TREAT-NMD et FILNEMUS

Depuis sa création, et tout au long de ses plans d’actions successifs, la filière FILNEMUS a régulièrement et clairement affirmé sa volonté de s’investir et de peser plus à l’international.

Dans ce domaine, TREAT-NMD s’avère être un acteur majeur, pour ne pas dire incontournable.  Pour autant, cet acteur a lui-même sensiblement évolué depuis sa mise en place, en 2007, dans le cadre d’un appel d’offres européens destiné à la promotion de la recherche translationnelle et des thérapies innovantes dans le domaine des maladies rares (FP7). D’un réseau à vocation purement européenne au départ, le TREAT-NMD s’est peu à peu transformé en une alliance transcontinentale destinée à rassembler les différentes parties prenantes dans le domaine de la pathologie neuromusculaire (médecins-spécialistes, chercheurs, associations de patients et représentants de l’industrie) et à les faire collaborer sur des thématiques variées : registres de patients, bonnes pratiques de diagnostic et de soins, essais cliniques, pour ne citer que les principales.

La gouvernance du TREAT-NMD est actuellement incarnée par des représentants de monde associatif et académique, la coordination de l’ensemble du réseau étant assurée par l’Angleterre grâce à un soutien fort de l’Université de Newcastle. Son modèle économique reste fragile, le réseau n’ayant pu obtenir le renouvellement, pour le maintien de ses infrastructures, de la généreuse   dotation initiale de la Commission Européenne (10 millions d’euros sur cinq ans). Outre des postes financés en direct par l’Université de Newcastle, restent des redevances que le TREAT-NMD peut percevoir de certains contrats européens où il apparaît comme partenaire, ou de prestations de services pour l’industrie pharmaceutique.
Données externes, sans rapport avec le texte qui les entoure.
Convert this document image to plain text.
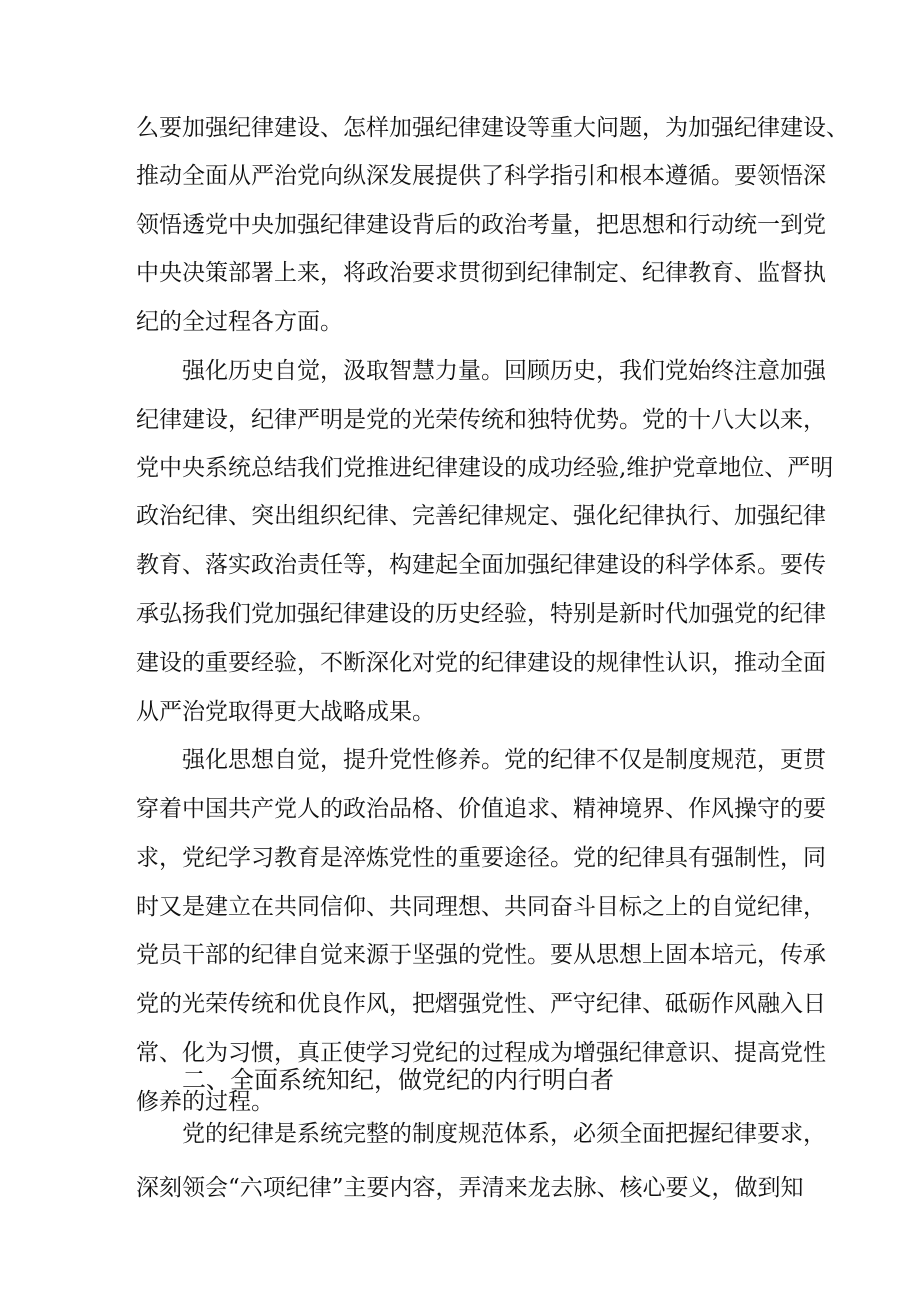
么要加强纪律建设、怎样加强纪律建设等重大问题，为加强纪律建设、
推动全面从严治党向纵深发展提供了科学指引和根本遵循。要领悟深
领悟透党中央加强纪律建设背后的政治考量，把思想和行动统一到党
中央决策部署上来，将政治要求贯彻到纪律制定、纪律教育、监督执
纪的全过程各方面。
强化历史自觉，汲取智慧力量。回顾历史，我们党始终注意加强
纪律建设，纪律严明是党的光荣传统和独特优势。党的十八大以来，
党中央系统总结我们党推进纪律建设的成功经验,维护党章地位、严明
政治纪律、突出组织纪律、完善纪律规定、强化纪律执行、加强纪律
教育、落实政治责任等，构建起全面加强纪律建设的科学体系。要传
承弘扬我们党加强纪律建设的历史经验，特别是新时代加强党的纪律
建设的重要经验，不断深化对党的纪律建设的规律性认识，推动全面
从严治党取得更大战略成果。
强化思想自觉，提升党性修养。党的纪律不仅是制度规范，更贯
穿着中国共产党人的政治品格、价值追求、精神境界、作风操守的要
求，党纪学习教育是淬炼党性的重要途径。党的纪律具有强制性，同
时又是建立在共同信仰、共同理想、共同奋斗目标之上的自觉纪律，
党员干部的纪律自觉来源于坚强的党性。要从思想上固本培元，传承
党的光荣传统和优良作风，把熠强党性、严守纪律、砥砺作风融入日
常、化为习惯，真正使学习党纪的过程成为增强纪律意识、提高党性
修养的过程。
二、全面系统知纪，做党纪的内行明白者
党的纪律是系统完整的制度规范体系，必须全面把握纪律要求，
深刻领会“六项纪律”主要内容，弄清来龙去脉、核心要义，做到知
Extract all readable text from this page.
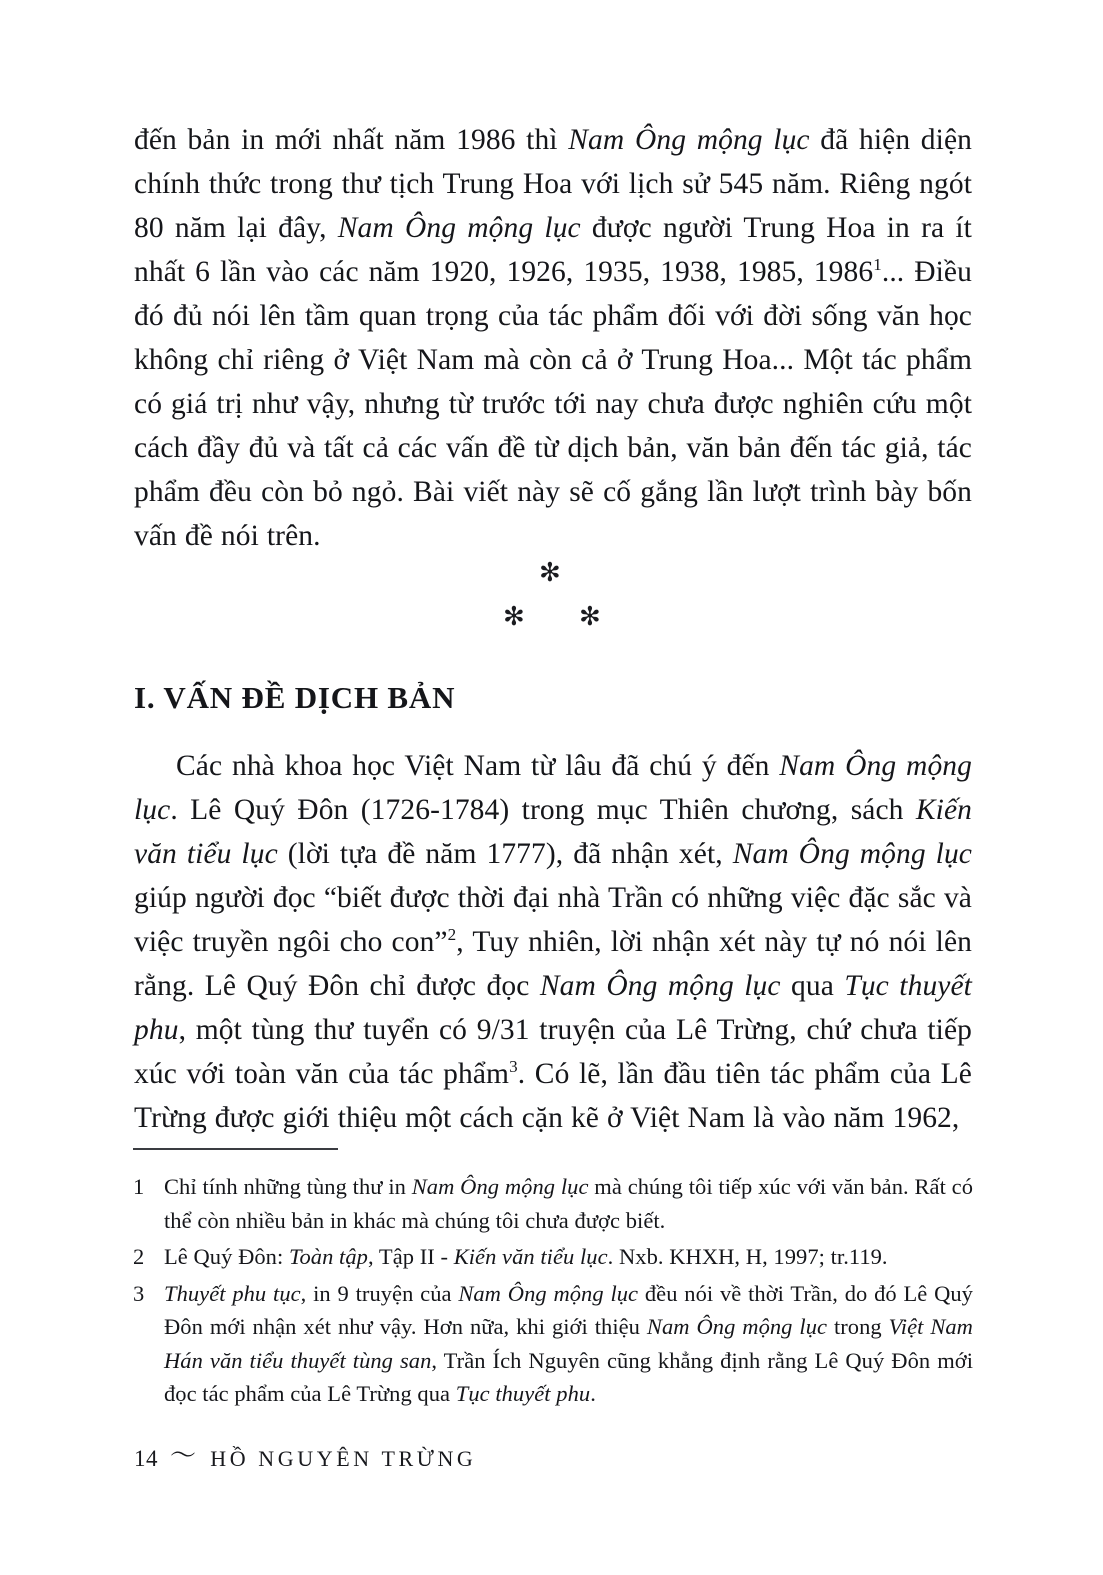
đến bản in mới nhất năm 1986 thì Nam Ông mộng lục đã hiện diện chính thức trong thư tịch Trung Hoa với lịch sử 545 năm. Riêng ngót 80 năm lại đây, Nam Ông mộng lục được người Trung Hoa in ra ít nhất 6 lần vào các năm 1920, 1926, 1935, 1938, 1985, 1986$^1$... Điều đó đủ nói lên tầm quan trọng của tác phẩm đối với đời sống văn học không chỉ riêng ở Việt Nam mà còn cả ở Trung Hoa... Một tác phẩm có giá trị như vậy, nhưng từ trước tới nay chưa được nghiên cứu một cách đầy đủ và tất cả các vấn đề từ dịch bản, văn bản đến tác giả, tác phẩm đều còn bỏ ngỏ. Bài viết này sẽ cố gắng lần lượt trình bày bốn vấn đề nói trên.

✻
✻ ✻
I. VẤN ĐỀ DỊCH BẢN

Các nhà khoa học Việt Nam từ lâu đã chú ý đến Nam Ông mộng lục. Lê Quý Đôn (1726-1784) trong mục Thiên chương, sách Kiến văn tiểu lục (lời tựa đề năm 1777), đã nhận xét, Nam Ông mộng lục giúp người đọc “biết được thời đại nhà Trần có những việc đặc sắc và việc truyền ngôi cho con”$^2$, Tuy nhiên, lời nhận xét này tự nó nói lên rằng. Lê Quý Đôn chỉ được đọc Nam Ông mộng lục qua Tục thuyết phu, một tùng thư tuyển có 9/31 truyện của Lê Trừng, chứ chưa tiếp xúc với toàn văn của tác phẩm$^3$. Có lẽ, lần đầu tiên tác phẩm của Lê Trừng được giới thiệu một cách cặn kẽ ở Việt Nam là vào năm 1962,

1 Chỉ tính những tùng thư in Nam Ông mộng lục mà chúng tôi tiếp xúc với văn bản. Rất có thể còn nhiều bản in khác mà chúng tôi chưa được biết.
2 Lê Quý Đôn: Toàn tập, Tập II - Kiến văn tiểu lục. Nxb. KHXH, H, 1997; tr.119.
3 Thuyết phu tục, in 9 truyện của Nam Ông mộng lục đều nói về thời Trần, do đó Lê Quý Đôn mới nhận xét như vậy. Hơn nữa, khi giới thiệu Nam Ông mộng lục trong Việt Nam Hán văn tiểu thuyết tùng san, Trần Ích Nguyên cũng khẳng định rằng Lê Quý Đôn mới đọc tác phẩm của Lê Trừng qua Tục thuyết phu.
14 〜 HỒ NGUYÊN TRỪNG
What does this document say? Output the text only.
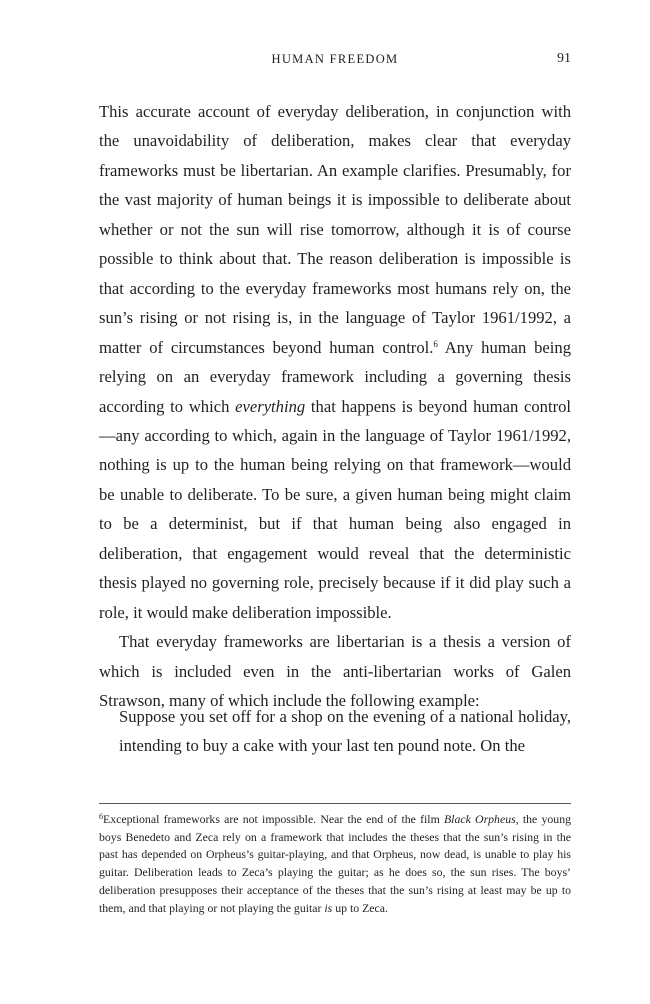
HUMAN FREEDOM	91

This accurate account of everyday deliberation, in conjunction with the unavoidability of deliberation, makes clear that everyday frameworks must be libertarian. An example clarifies. Presumably, for the vast majority of human beings it is impossible to deliberate about whether or not the sun will rise tomorrow, although it is of course possible to think about that. The reason deliberation is impossible is that according to the everyday frameworks most humans rely on, the sun’s rising or not rising is, in the language of Taylor 1961/1992, a matter of circumstances beyond human control.$^6$ Any human being relying on an everyday framework including a governing thesis according to which everything that happens is beyond human control—any according to which, again in the language of Taylor 1961/1992, nothing is up to the human being relying on that framework—would be unable to deliberate. To be sure, a given human being might claim to be a determinist, but if that human being also engaged in deliberation, that engagement would reveal that the deterministic thesis played no governing role, precisely because if it did play such a role, it would make deliberation impossible.

That everyday frameworks are libertarian is a thesis a version of which is included even in the anti-libertarian works of Galen Strawson, many of which include the following example:

Suppose you set off for a shop on the evening of a national holiday, intending to buy a cake with your last ten pound note. On the
$^6$Exceptional frameworks are not impossible. Near the end of the film Black Orpheus, the young boys Benedeto and Zeca rely on a framework that includes the theses that the sun’s rising in the past has depended on Orpheus’s guitar-playing, and that Orpheus, now dead, is unable to play his guitar. Deliberation leads to Zeca’s playing the guitar; as he does so, the sun rises. The boys’ deliberation presupposes their acceptance of the theses that the sun’s rising at least may be up to them, and that playing or not playing the guitar is up to Zeca.
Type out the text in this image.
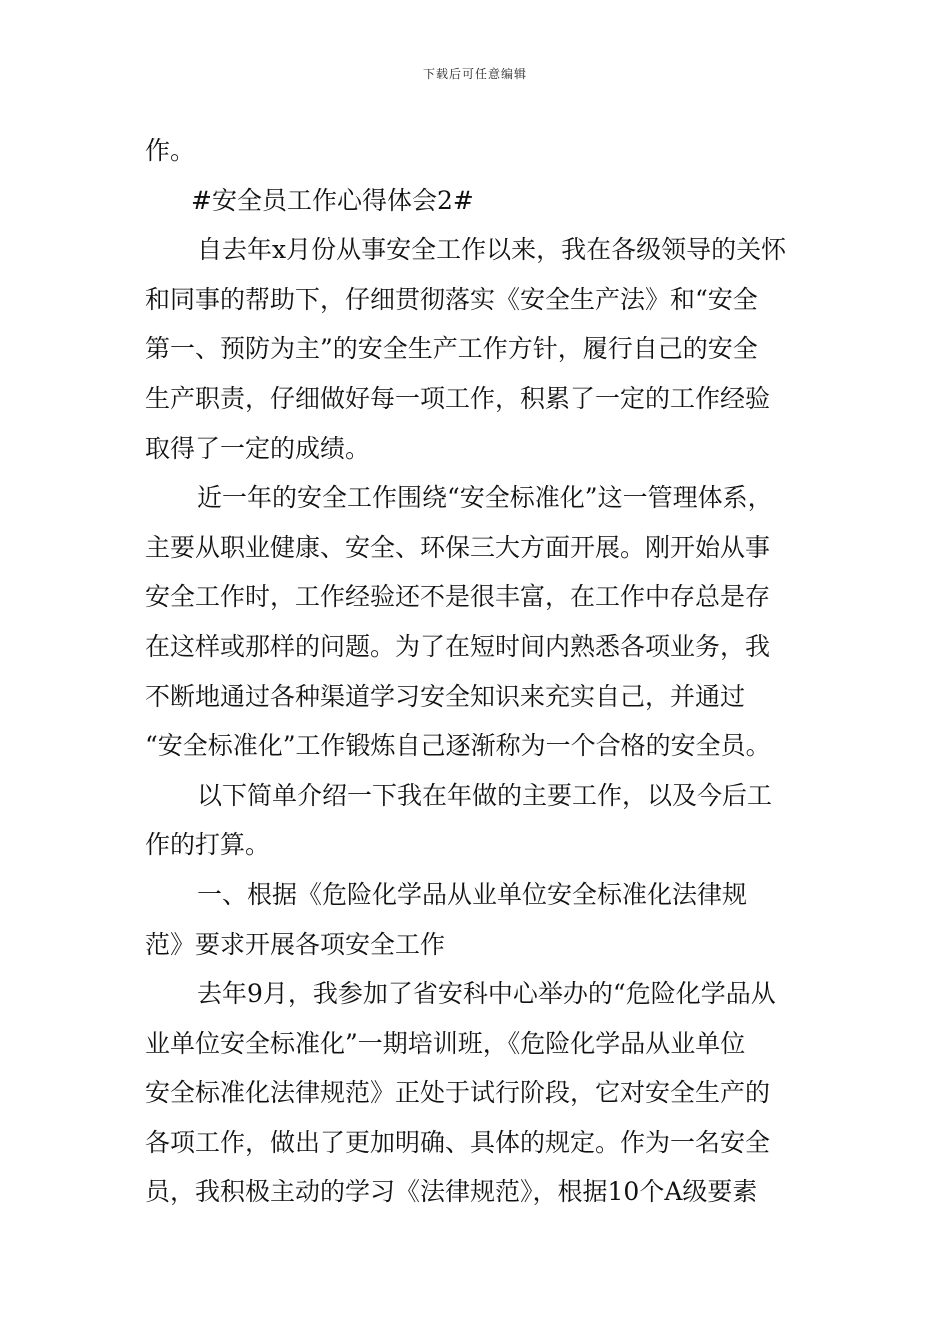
下载后可任意编辑
作。
#安全员工作心得体会2#
自去年x月份从事安全工作以来，我在各级领导的关怀
和同事的帮助下，仔细贯彻落实《安全生产法》和“安全
第一、预防为主”的安全生产工作方针，履行自己的安全
生产职责，仔细做好每一项工作，积累了一定的工作经验
取得了一定的成绩。
近一年的安全工作围绕“安全标准化”这一管理体系，
主要从职业健康、安全、环保三大方面开展。刚开始从事
安全工作时，工作经验还不是很丰富，在工作中存总是存
在这样或那样的问题。为了在短时间内熟悉各项业务，我
不断地通过各种渠道学习安全知识来充实自己，并通过
“安全标准化”工作锻炼自己逐渐称为一个合格的安全员。
以下简单介绍一下我在年做的主要工作，以及今后工
作的打算。
一、根据《危险化学品从业单位安全标准化法律规
范》要求开展各项安全工作
去年9月，我参加了省安科中心举办的“危险化学品从
业单位安全标准化”一期培训班，《危险化学品从业单位
安全标准化法律规范》正处于试行阶段，它对安全生产的
各项工作，做出了更加明确、具体的规定。作为一名安全
员，我积极主动的学习《法律规范》，根据10个A级要素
En mars dernier, en marge du congrès Myology 2016 organisé à Lyon par l’AFM-Téléthon, des représentants de FILNEMUS et de TREAT-NMD réunis pour la circonstance ont pu s’entretenir de l’état des relations existantes entre les deux réseaux et de possibles partenariats, le plus urgent d’entre eux étant l’entrée des CRMR de FILNEMUS dans le projet de réseau européen de référence neuromusculaire (EURO-NMD). D’autres chantiers restent toutefois ouverts notamment dans le domaine des registres et des essais cliniques (sans savoir, à ce stade, comment sera tracée la ligne de partage des compétences entre le TREAT-NMD et le futur EURO-NMD).  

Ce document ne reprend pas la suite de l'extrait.